Her quest for beauty at bargain prices was a painful mistake. A pseudo-beautician injected commercial-grade silicone into her cheeks, chin and under her eyes; it all needed to be surgically scraped out. She spent 500,000 baht ($16,000) over five years, a huge sum by her humble standards, mostly to fix his handiwork.
“I’m lucky I didn’t die,” she said, trying to smile through her cosmetically corrected face.
Far from having regrets, she says, her ordeal has turned into a business opportunity and she plans to open her own cosmetic clinic later this month. “Now, I’ve become a beauty guru. Everyone comes to me for advice,” she said.
Not all of Thailand’s beauty victims live to tell. The death this month of a 33-year-old aspiring model from a botched collagen injection has focused nationwide attention on the illegal beauty industry and intensified a government crackdown.
Nearly 40 illegal beauticians have been arrested in Bangkok, the capital, in the past two months, but authorities believe nearly 200 are still operating.

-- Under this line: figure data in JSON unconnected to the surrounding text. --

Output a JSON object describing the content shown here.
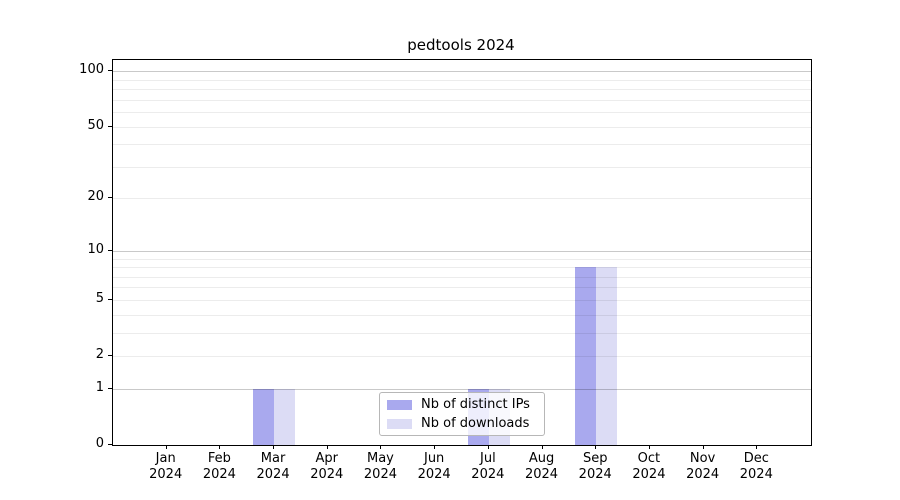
{
  "chart_data": {
    "type": "bar",
    "title": "pedtools 2024",
    "year_label": "2024",
    "categories": [
      "Jan",
      "Feb",
      "Mar",
      "Apr",
      "May",
      "Jun",
      "Jul",
      "Aug",
      "Sep",
      "Oct",
      "Nov",
      "Dec"
    ],
    "series": [
      {
        "name": "Nb of distinct IPs",
        "color": "#a9a9ee",
        "values": [
          0,
          0,
          1,
          0,
          0,
          0,
          1,
          0,
          8,
          0,
          0,
          0
        ]
      },
      {
        "name": "Nb of downloads",
        "color": "#dcdcf5",
        "values": [
          0,
          0,
          1,
          0,
          0,
          0,
          1,
          0,
          8,
          0,
          0,
          0
        ]
      }
    ],
    "yscale": "log1p",
    "ylim": [
      0,
      115
    ],
    "yticks": [
      0,
      1,
      2,
      5,
      10,
      20,
      50,
      100
    ],
    "grid": {
      "major_values": [
        1,
        10,
        100
      ],
      "minor_values": [
        2,
        3,
        4,
        5,
        6,
        7,
        8,
        9,
        20,
        30,
        40,
        50,
        60,
        70,
        80,
        90
      ]
    },
    "legend": {
      "position": "lower center overlap"
    },
    "colors": {
      "axis": "#000000",
      "background": "#ffffff",
      "grid_minor": "#ececec",
      "grid_major": "#c9c9c9"
    }
  }
}
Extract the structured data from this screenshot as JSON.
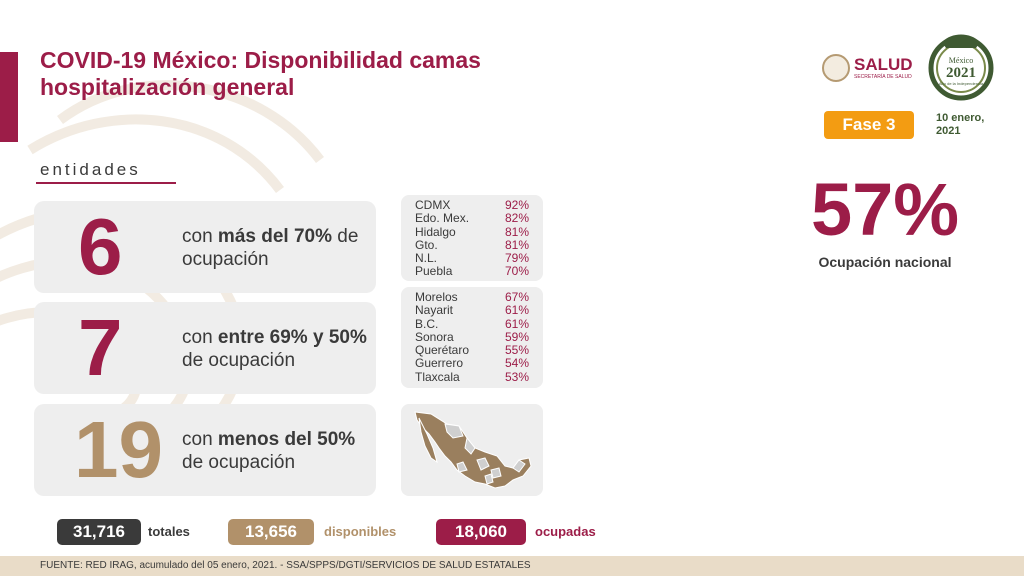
{
  "title_line1": "COVID-19 México: Disponibilidad camas",
  "title_line2": "hospitalización general",
  "logo": {
    "salud": "SALUD",
    "salud_sub": "SECRETARÍA DE SALUD",
    "year": "2021",
    "year_top": "México",
    "year_sub": "Año de la Independencia"
  },
  "phase": "Fase 3",
  "date_line1": "10 enero,",
  "date_line2": "2021",
  "section_label": "entidades",
  "groups": [
    {
      "count": "6",
      "text_pre": "con ",
      "text_bold": "más del 70%",
      "text_post": " de ocupación",
      "color": "#9c1d48"
    },
    {
      "count": "7",
      "text_pre": "con ",
      "text_bold": "entre 69% y 50%",
      "text_post": " de ocupación",
      "color": "#9c1d48"
    },
    {
      "count": "19",
      "text_pre": "con ",
      "text_bold": "menos del 50%",
      "text_post": " de ocupación",
      "color": "#b1916a"
    }
  ],
  "list_high": [
    {
      "name": "CDMX",
      "pct": "92%"
    },
    {
      "name": "Edo. Mex.",
      "pct": "82%"
    },
    {
      "name": "Hidalgo",
      "pct": "81%"
    },
    {
      "name": "Gto.",
      "pct": "81%"
    },
    {
      "name": "N.L.",
      "pct": "79%"
    },
    {
      "name": "Puebla",
      "pct": "70%"
    }
  ],
  "list_mid": [
    {
      "name": "Morelos",
      "pct": "67%"
    },
    {
      "name": "Nayarit",
      "pct": "61%"
    },
    {
      "name": "B.C.",
      "pct": "61%"
    },
    {
      "name": "Sonora",
      "pct": "59%"
    },
    {
      "name": "Querétaro",
      "pct": "55%"
    },
    {
      "name": "Guerrero",
      "pct": "54%"
    },
    {
      "name": "Tlaxcala",
      "pct": "53%"
    }
  ],
  "national_pct": "57%",
  "national_label": "Ocupación nacional",
  "stats": {
    "total_value": "31,716",
    "total_label": "totales",
    "available_value": "13,656",
    "available_label": "disponibles",
    "occupied_value": "18,060",
    "occupied_label": "ocupadas"
  },
  "colors": {
    "accent": "#9c1d48",
    "gold": "#b1916a",
    "dark": "#3a3a3a",
    "orange": "#f39c12"
  },
  "footer": "FUENTE: RED IRAG, acumulado del 05 enero, 2021.  -  SSA/SPPS/DGTI/SERVICIOS DE SALUD ESTATALES"
}
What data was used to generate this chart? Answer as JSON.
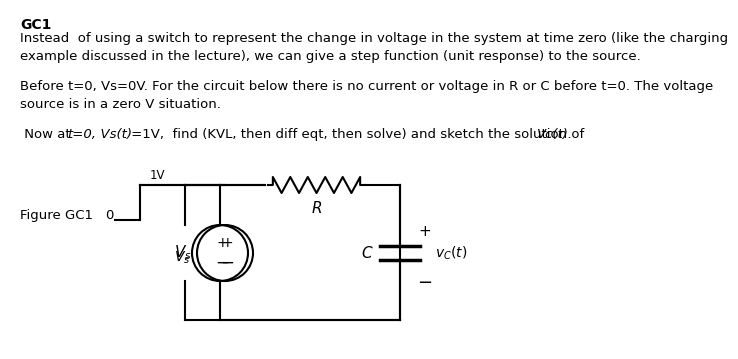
{
  "title": "GC1",
  "para1": "Instead  of using a switch to represent the change in voltage in the system at time zero (like the charging\nexample discussed in the lecture), we can give a step function (unit response) to the source.",
  "para2": "Before t=0, Vs=0V. For the circuit below there is no current or voltage in R or C before t=0. The voltage\nsource is in a zero V situation.",
  "bg_color": "#ffffff",
  "text_color": "#000000",
  "font_size_title": 10,
  "font_size_body": 9.5,
  "circuit_color": "#000000",
  "circuit_lw": 1.5
}
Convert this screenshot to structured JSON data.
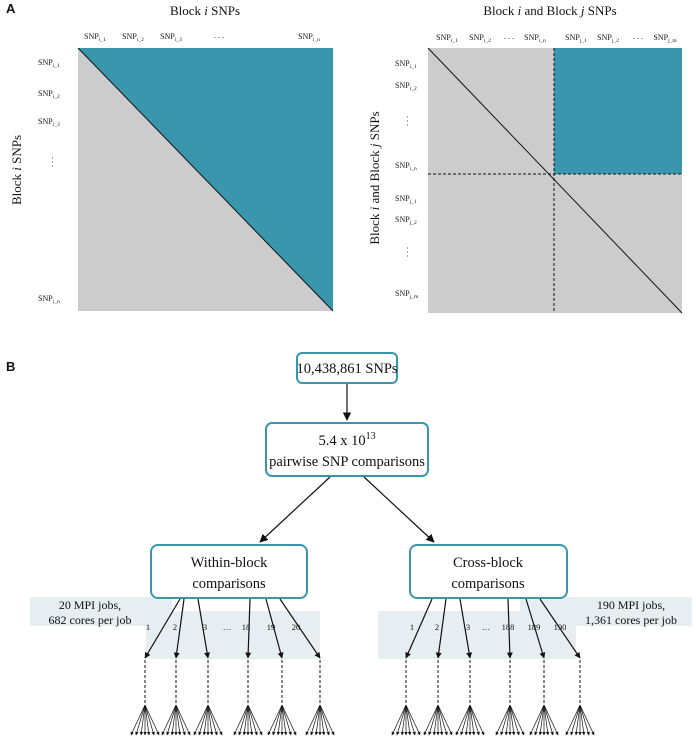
{
  "panel_a": {
    "letter": "A",
    "left": {
      "title_pre": "Block ",
      "title_var": "i",
      "title_post": " SNPs",
      "y_label_pre": "Block ",
      "y_label_var": "i",
      "y_label_post": " SNPs",
      "cols": [
        {
          "base": "SNP",
          "sub": "i_1"
        },
        {
          "base": "SNP",
          "sub": "i_2"
        },
        {
          "base": "SNP",
          "sub": "i_3"
        },
        {
          "base": "SNP",
          "sub": "i_n"
        }
      ],
      "rows": [
        {
          "base": "SNP",
          "sub": "i_1"
        },
        {
          "base": "SNP",
          "sub": "i_2"
        },
        {
          "base": "SNP",
          "sub": "i_3"
        },
        {
          "base": "SNP",
          "sub": "i_n"
        }
      ],
      "col_ellipsis": ". . .",
      "row_ellipsis": ". . ."
    },
    "right": {
      "title_pre": "Block ",
      "title_var_1": "i",
      "title_mid": " and Block ",
      "title_var_2": "j",
      "title_post": " SNPs",
      "y_label_pre": "Block ",
      "y_label_var_1": "i",
      "y_label_mid": " and Block ",
      "y_label_var_2": "j",
      "y_label_post": " SNPs",
      "cols": [
        {
          "base": "SNP",
          "sub": "i_1"
        },
        {
          "base": "SNP",
          "sub": "i_2"
        },
        {
          "base": "SNP",
          "sub": "i_n"
        },
        {
          "base": "SNP",
          "sub": "j_1"
        },
        {
          "base": "SNP",
          "sub": "j_2"
        },
        {
          "base": "SNP",
          "sub": "j_m"
        }
      ],
      "rows": [
        {
          "base": "SNP",
          "sub": "i_1"
        },
        {
          "base": "SNP",
          "sub": "i_2"
        },
        {
          "base": "SNP",
          "sub": "i_n"
        },
        {
          "base": "SNP",
          "sub": "j_1"
        },
        {
          "base": "SNP",
          "sub": "j_2"
        },
        {
          "base": "SNP",
          "sub": "j_m"
        }
      ],
      "col_ellipsis": ". . .",
      "row_ellipsis": ". . ."
    }
  },
  "panel_b": {
    "letter": "B",
    "snps_box": "10,438,861 SNPs",
    "comparisons_box": {
      "line1_pre": "5.4 x 10",
      "line1_sup": "13",
      "line2": "pairwise SNP comparisons"
    },
    "within_box": {
      "line1": "Within-block",
      "line2": "comparisons"
    },
    "cross_box": {
      "line1": "Cross-block",
      "line2": "comparisons"
    },
    "within_jobs": {
      "line1": "20 MPI jobs,",
      "line2": "682 cores per job"
    },
    "cross_jobs": {
      "line1": "190 MPI jobs,",
      "line2": "1,361 cores per job"
    },
    "within_branches": [
      "1",
      "2",
      "3",
      "…",
      "18",
      "19",
      "20"
    ],
    "cross_branches": [
      "1",
      "2",
      "3",
      "…",
      "188",
      "189",
      "190"
    ]
  },
  "colors": {
    "teal": "#3a96ad",
    "gray": "#cccccc",
    "job_bg": "#e6eef2"
  }
}
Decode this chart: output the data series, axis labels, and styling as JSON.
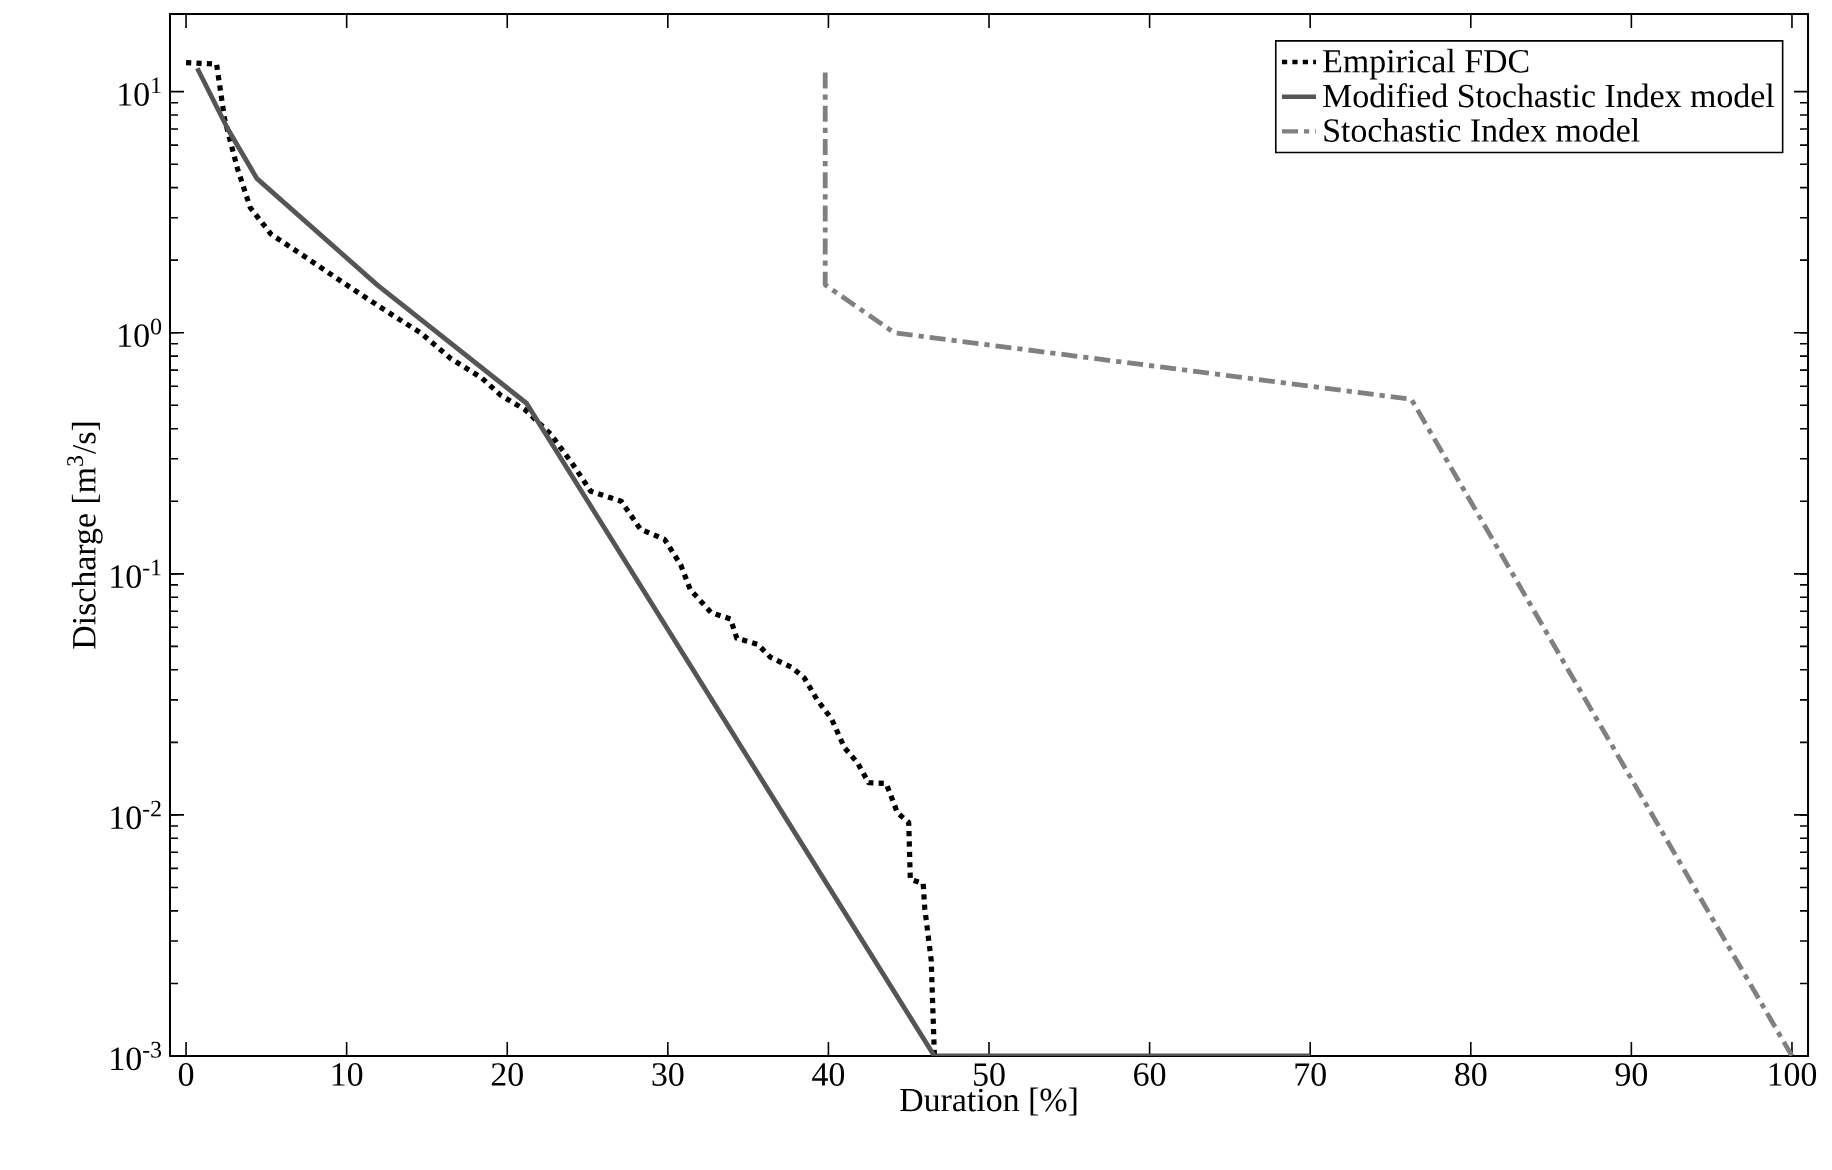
{
  "chart_data": {
    "type": "line",
    "xlabel": "Duration [%]",
    "ylabel": "Discharge [m$^{3}$/s]",
    "log": "y",
    "grid": false,
    "legend": "top right",
    "marker": "none",
    "xlim": [
      -1,
      101
    ],
    "ylim": [
      0.001,
      21
    ],
    "xticks": [
      0,
      10,
      20,
      30,
      40,
      50,
      60,
      70,
      80,
      90,
      100
    ],
    "yticks": [
      {
        "value": 0.001,
        "label": "10$^{-3}$"
      },
      {
        "value": 0.01,
        "label": "10$^{-2}$"
      },
      {
        "value": 0.1,
        "label": "10$^{-1}$"
      },
      {
        "value": 1,
        "label": "10$^{0}$"
      },
      {
        "value": 10,
        "label": "10$^{1}$"
      }
    ],
    "series": [
      {
        "name": "Empirical FDC",
        "color": "#000000",
        "line_style": "dotted",
        "x": [
          0,
          1.9,
          2.4,
          3.2,
          4.0,
          5.3,
          7.2,
          9.0,
          10.9,
          12.8,
          14.6,
          16.5,
          18.4,
          19.6,
          21.1,
          22.7,
          24.0,
          25.2,
          27.1,
          28.3,
          29.8,
          30.8,
          31.4,
          32.7,
          33.9,
          34.3,
          35.6,
          36.4,
          37.7,
          38.5,
          39.3,
          40.2,
          41.0,
          41.8,
          42.5,
          43.6,
          44.3,
          45.0,
          45.1,
          45.9,
          46.0,
          46.4,
          46.6
        ],
        "values": [
          13.2,
          13,
          7.7,
          4.8,
          3.3,
          2.56,
          2.11,
          1.75,
          1.44,
          1.19,
          1.0,
          0.78,
          0.65,
          0.55,
          0.48,
          0.38,
          0.29,
          0.22,
          0.2,
          0.153,
          0.139,
          0.109,
          0.086,
          0.069,
          0.065,
          0.054,
          0.051,
          0.045,
          0.041,
          0.037,
          0.03,
          0.025,
          0.019,
          0.0165,
          0.0136,
          0.0135,
          0.0102,
          0.0093,
          0.0054,
          0.0052,
          0.0041,
          0.0025,
          0.001
        ]
      },
      {
        "name": "Modified Stochastic Index model",
        "color": "#555555",
        "line_style": "solid",
        "x": [
          0.7,
          2.6,
          4.4,
          11.9,
          21.2,
          46.6,
          70
        ],
        "values": [
          12.5,
          7.0,
          4.37,
          1.58,
          0.51,
          0.001,
          0.001
        ]
      },
      {
        "name": "Stochastic Index model",
        "color": "#808080",
        "line_style": "dashdot",
        "x": [
          39.8,
          39.8,
          44.1,
          76.3,
          100
        ],
        "values": [
          12,
          1.58,
          1.0,
          0.53,
          0.001
        ]
      }
    ]
  }
}
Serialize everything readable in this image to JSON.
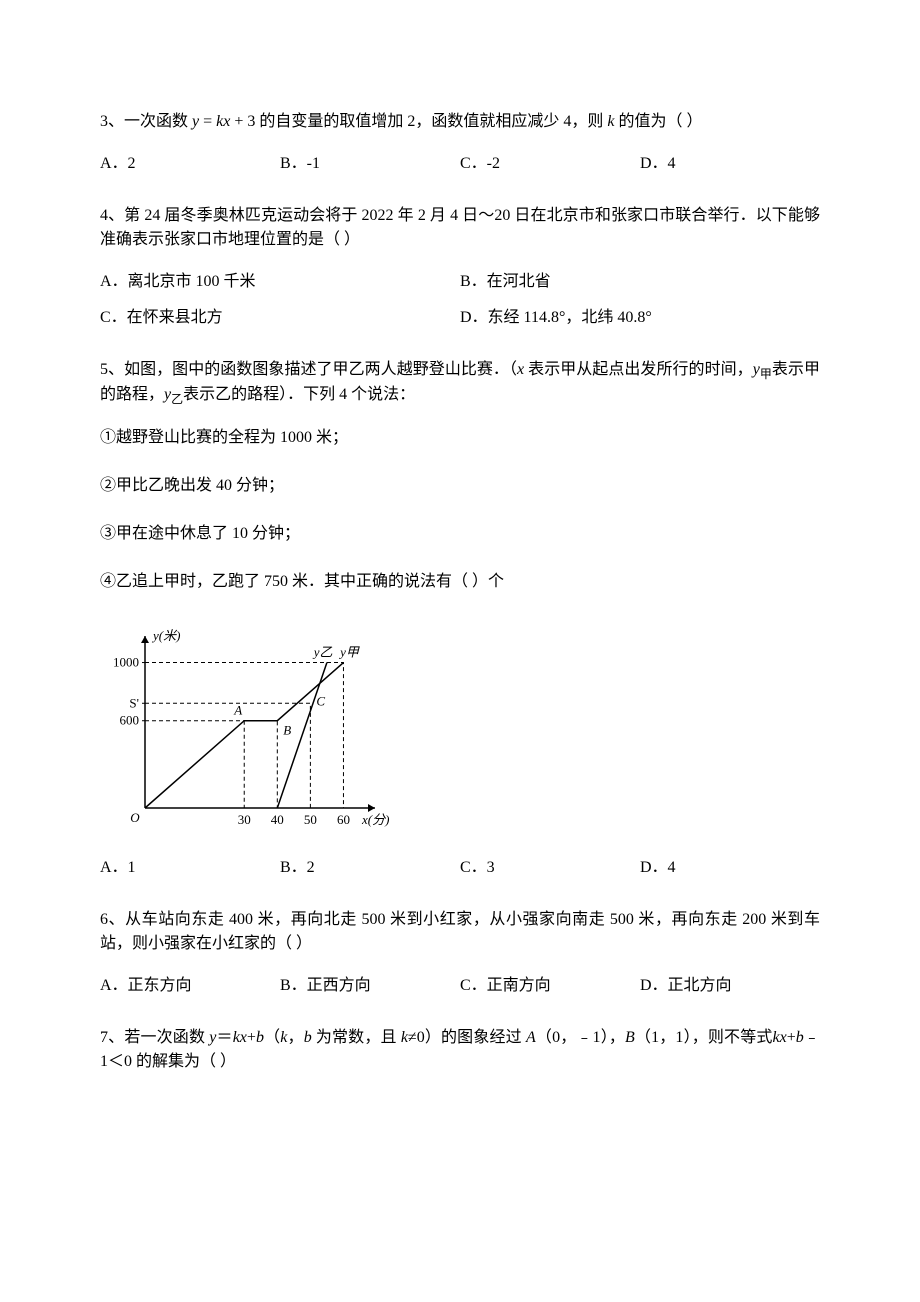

Advertising in plain sight on the Internet, they’re commonly known as “bag doctors” because many make house calls or meet customers in vans to administer cheap injections straight from their bags.
Last week, the Health Ministry and police declared a small victory after arresting someone they called “the most dangerous” operator to date: a 37-year-old former beautician’s assistant with no medical training who had set up an all-purpose clinic in her home.
Inside the woman’s pale yellow town house in a working-class Bangkok neighborhood, authorities found box-loads of counterfeit Botox, cheap facial fillers, intravenous skin-whitening chemicals and a variety of banned products known to have dangerous side effects. The arsenal of potentially toxic beauty products underlined the lengths that women _ and some men _ take to improve their looks.
“This is terrifying,” said Phasit Sakdanarong, chief adviser to the Public Health Minister, who joined the raid and has since advised the government to expand the crackdown nationwide. “This woman was not a doctor. This clinic has no license, and the products she was using are not FDA-approved.”
“We are facing a very, very serious problem,” said Phasit. “When people go to illegal clinics like this, it is very easy to get an infection _ and sometimes it is easy to die.”